An FDA‑approved medication called spironolactone, often prescribed for heart and blood pressure conditions, may be a useful add‑on to the standard HIV treatment, according to new research from the Valente lab at The Herbert Wertheim UF Scripps Institute for Biomedical Innovation & Technology.
Viruses spread by hijacking cells and using their gene transcription machinery to make new copies. Today’s HIV medicines keep the virus under control but are not a cure. If treatment stops, HIV can return from hidden reservoirs, so more durable, long-lasting approaches are needed. In the new study, researchers treated HIV-infected mice with human immune cells with first‑line antiretroviral therapy plus a long‑acting form of spironolactone. Spironolactone is a widely used diuretic, or water pill.
The combination made the amount of virus in the bloodstream drop faster than antiretroviral therapy alone. It also reduced signs of inflammation in tissues, without lowering immune cell counts or changing the amount of HIV genetic material that stays hidden inside cells, said co-corresponding author Susana T. Valente, Ph.D., who chairs the immunology and microbiology department at The Wertheim UF Scripps Institute.
“December 1 was World AIDS Day, so it was very meaningful to us that this research was published this week,” Valente said. “People living with HIV have extraordinarily effective control with current antiretroviral therapy, but it doesn’t eliminate the long‑lived viral reservoir, or fully silence residual viral transcription. This reservoir is linked to chronic inflammation and HIV‑related comorbidities, so we’re committed to doing more to help people living with HIV infection.” She describes the team’s approach as “block-and-lock”: block the virus’s ability to copy its genes and lock in into a long-lasting dormant state.
The study, published online Nov. 30 in Emerging Microbes & Infections, found that adding spironolactone reduced more than four times the cell‑associated HIV RNA in the body and broadly lowered inflammation activity. The amount of proviral DNA, the HIV genetic material, that can persist in the body did not change, suggesting spironolactone helped quiet viral activity rather than remove infected cells, Valente said.
Spironolactone has a long clinical safety record. It works by blocking aldosterone, a hormone that helps the body regulate salt and water. In this study, it also appeared to quiet HIV’s gene activity through a separate effect, helping the virus enter a dormant state faster.
Even on today’s standard antiretroviral therapy, small amounts of viral activity can continue and are associated with inflammation and health complication, Valente said. Safe, affordable add‑on therapies that further “quiet” the virus could improve long‑term health, she said.
“By adding a transcriptional inhibitor like spironolactone to antiretroviral therapy, we saw faster plasma viral decay and marked reductions in HIV RNA and inflammatory gene expression in tissues, suggesting a practical path to both hasten suppression and mitigate inflammation,” she said.
The next step is additional preclinical studies to refine dosing and timing. The team also plans to test spironolactone in combination with other drugs that suppress viral activity, evaluating durability, safety, and drug levels as they consider future clinical efficacy studies.
“These findings support exploring transcriptional inhibitors like spironolactone as adjuncts to antiretroviral therapy to hasten suppression and mitigate chronic inflammation,” Valente said.
The study, “Combining spironolactone to antiretroviral therapy accelerates HIV decay in humanized mice,” appears in Emerging Microbes & Infections and is open access. Other authors include Michael D. Cameron, Ph.D., Andrew McAuley and Luisa P. Mori, PhD of The Wertheim UF Scripps Institute, as well as co-corresponding author J. Victor Garcia, Ph.D., Lijun Ling, Andrew Soper, Wenbo Yao, Rae Ann Spagnuolo, Nurjahan Begum, Martina Kovarova and Angela Wahl of the University of North Carolina Chapel Hill and University of Alabama.

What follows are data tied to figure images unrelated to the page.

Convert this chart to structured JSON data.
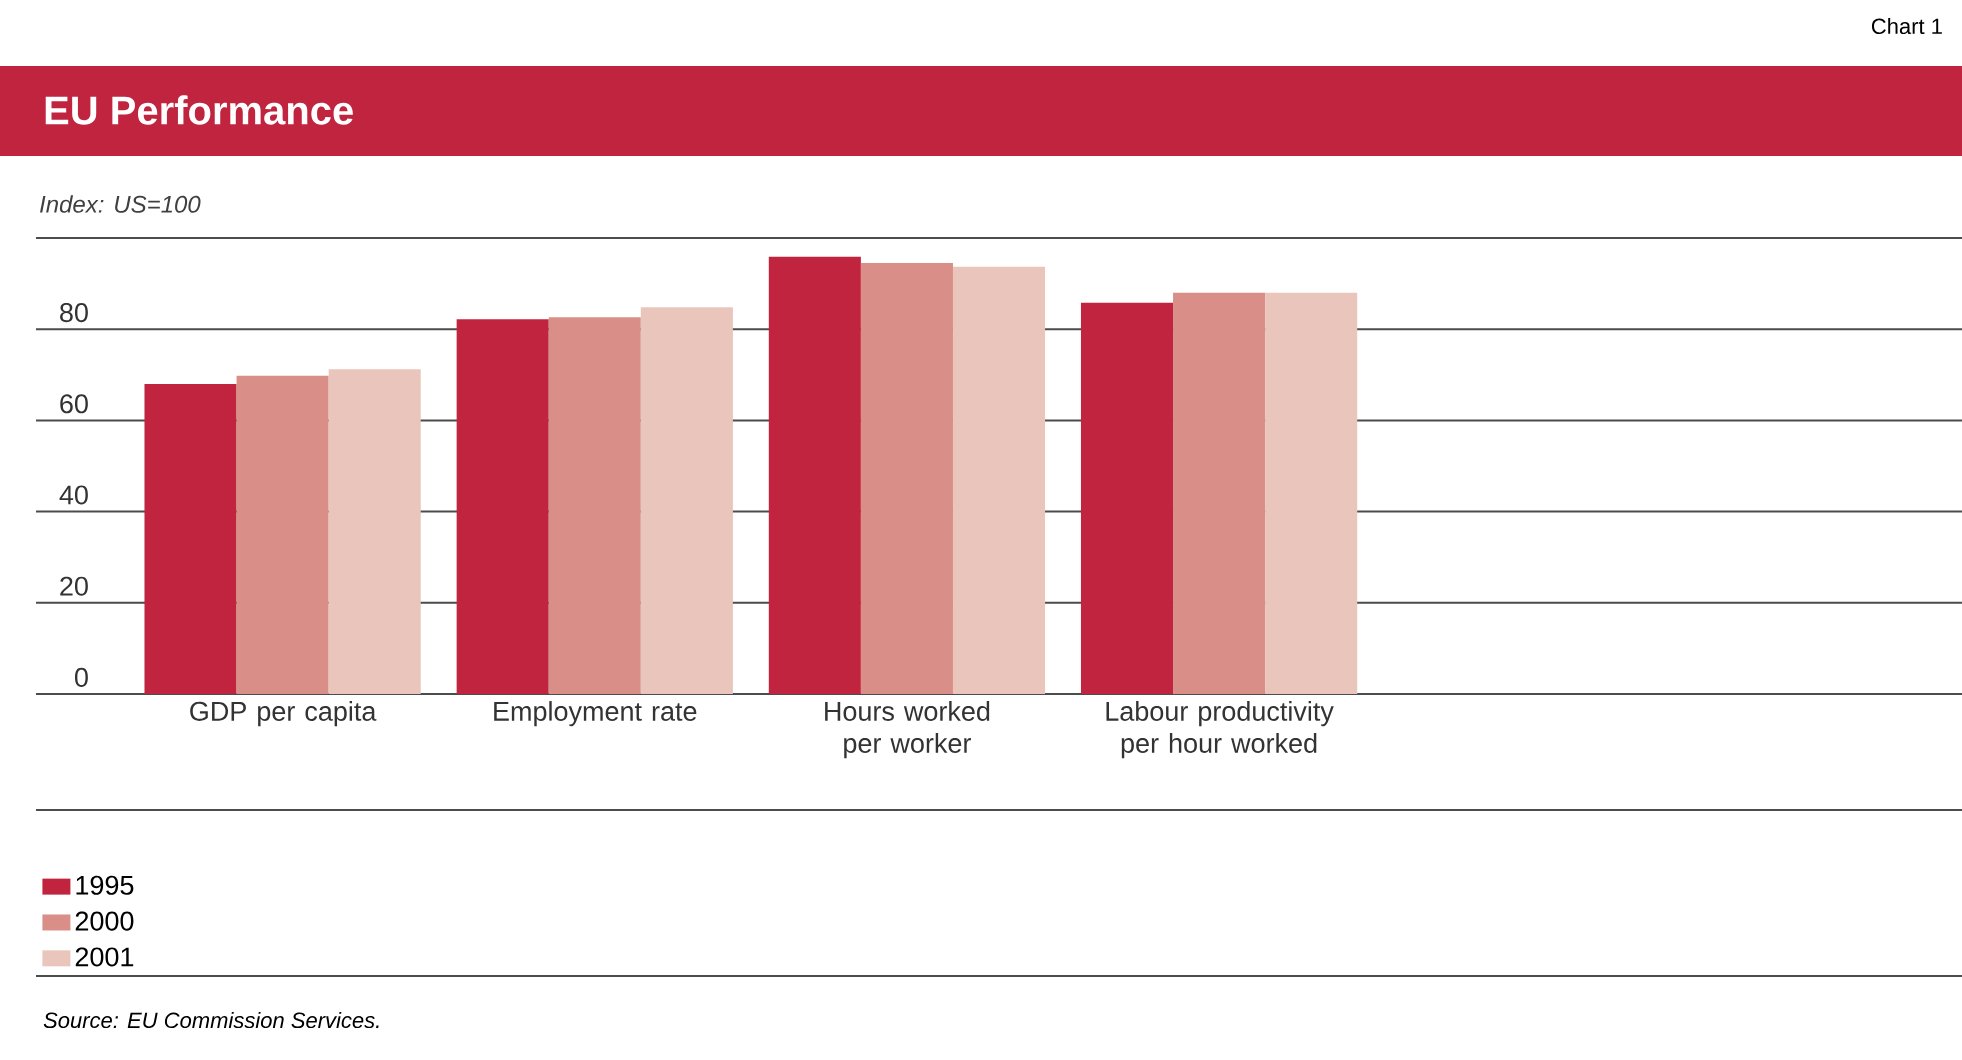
{
  "chart_data": {
    "type": "bar",
    "title": "EU Performance",
    "ylabel": "Index: US=100",
    "annotations": [
      "Chart 1",
      "Source: EU Commission Services."
    ],
    "categories": [
      "GDP per capita",
      "Employment rate",
      "Hours worked per worker",
      "Labour productivity per hour worked"
    ],
    "series": [
      {
        "name": "1995",
        "color": "#c0243f",
        "values": [
          68,
          82.2,
          95.9,
          85.8
        ]
      },
      {
        "name": "2000",
        "color": "#d98e87",
        "values": [
          69.8,
          82.6,
          94.5,
          88
        ]
      },
      {
        "name": "2001",
        "color": "#eac5bc",
        "values": [
          71.2,
          84.8,
          93.7,
          88
        ]
      }
    ],
    "ylim": [
      0,
      100
    ],
    "yticks": [
      0,
      20,
      40,
      60,
      80,
      {
        "value": 100,
        "label": null
      }
    ],
    "grid": "y",
    "legend": "bottom"
  }
}
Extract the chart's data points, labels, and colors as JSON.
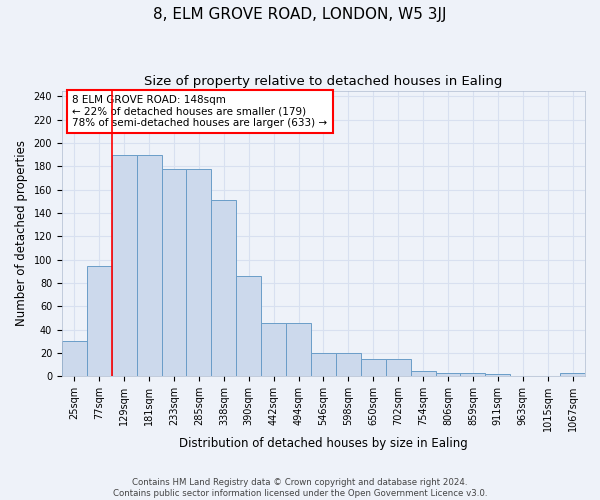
{
  "title": "8, ELM GROVE ROAD, LONDON, W5 3JJ",
  "subtitle": "Size of property relative to detached houses in Ealing",
  "xlabel": "Distribution of detached houses by size in Ealing",
  "ylabel": "Number of detached properties",
  "categories": [
    "25sqm",
    "77sqm",
    "129sqm",
    "181sqm",
    "233sqm",
    "285sqm",
    "338sqm",
    "390sqm",
    "442sqm",
    "494sqm",
    "546sqm",
    "598sqm",
    "650sqm",
    "702sqm",
    "754sqm",
    "806sqm",
    "859sqm",
    "911sqm",
    "963sqm",
    "1015sqm",
    "1067sqm"
  ],
  "values": [
    30,
    95,
    190,
    190,
    178,
    178,
    151,
    86,
    46,
    46,
    20,
    20,
    15,
    15,
    5,
    3,
    3,
    2,
    0,
    0,
    3
  ],
  "bar_color": "#ccd9ec",
  "bar_edge_color": "#6a9dc8",
  "red_line_index": 2,
  "annotation_line1": "8 ELM GROVE ROAD: 148sqm",
  "annotation_line2": "← 22% of detached houses are smaller (179)",
  "annotation_line3": "78% of semi-detached houses are larger (633) →",
  "ylim": [
    0,
    245
  ],
  "yticks": [
    0,
    20,
    40,
    60,
    80,
    100,
    120,
    140,
    160,
    180,
    200,
    220,
    240
  ],
  "footer_line1": "Contains HM Land Registry data © Crown copyright and database right 2024.",
  "footer_line2": "Contains public sector information licensed under the Open Government Licence v3.0.",
  "background_color": "#eef2f9",
  "grid_color": "#d8e0f0",
  "title_fontsize": 11,
  "subtitle_fontsize": 9.5,
  "tick_fontsize": 7,
  "ylabel_fontsize": 8.5,
  "xlabel_fontsize": 8.5
}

The research was funded by the National Institutes of Health National Institute of Allergy and Infectious Disease grants 5R01AI097012‑11, R01AI177327 and R01AI140799, with support from the Collaboratory of AIDS Researchers for Eradication (CARE) and HIV Obstruction by Programmed Epigenetics (HOPE) two Martin Delaney Collaboratories (1UM1AI126619 and UM1 AI164559), and from the UNC Chapel Hill and University of Alabama Centers for AIDS Research (CFAR) programs P30AI050410 and P30AI027767.
Artificial intelligence was used in the preparation of this report.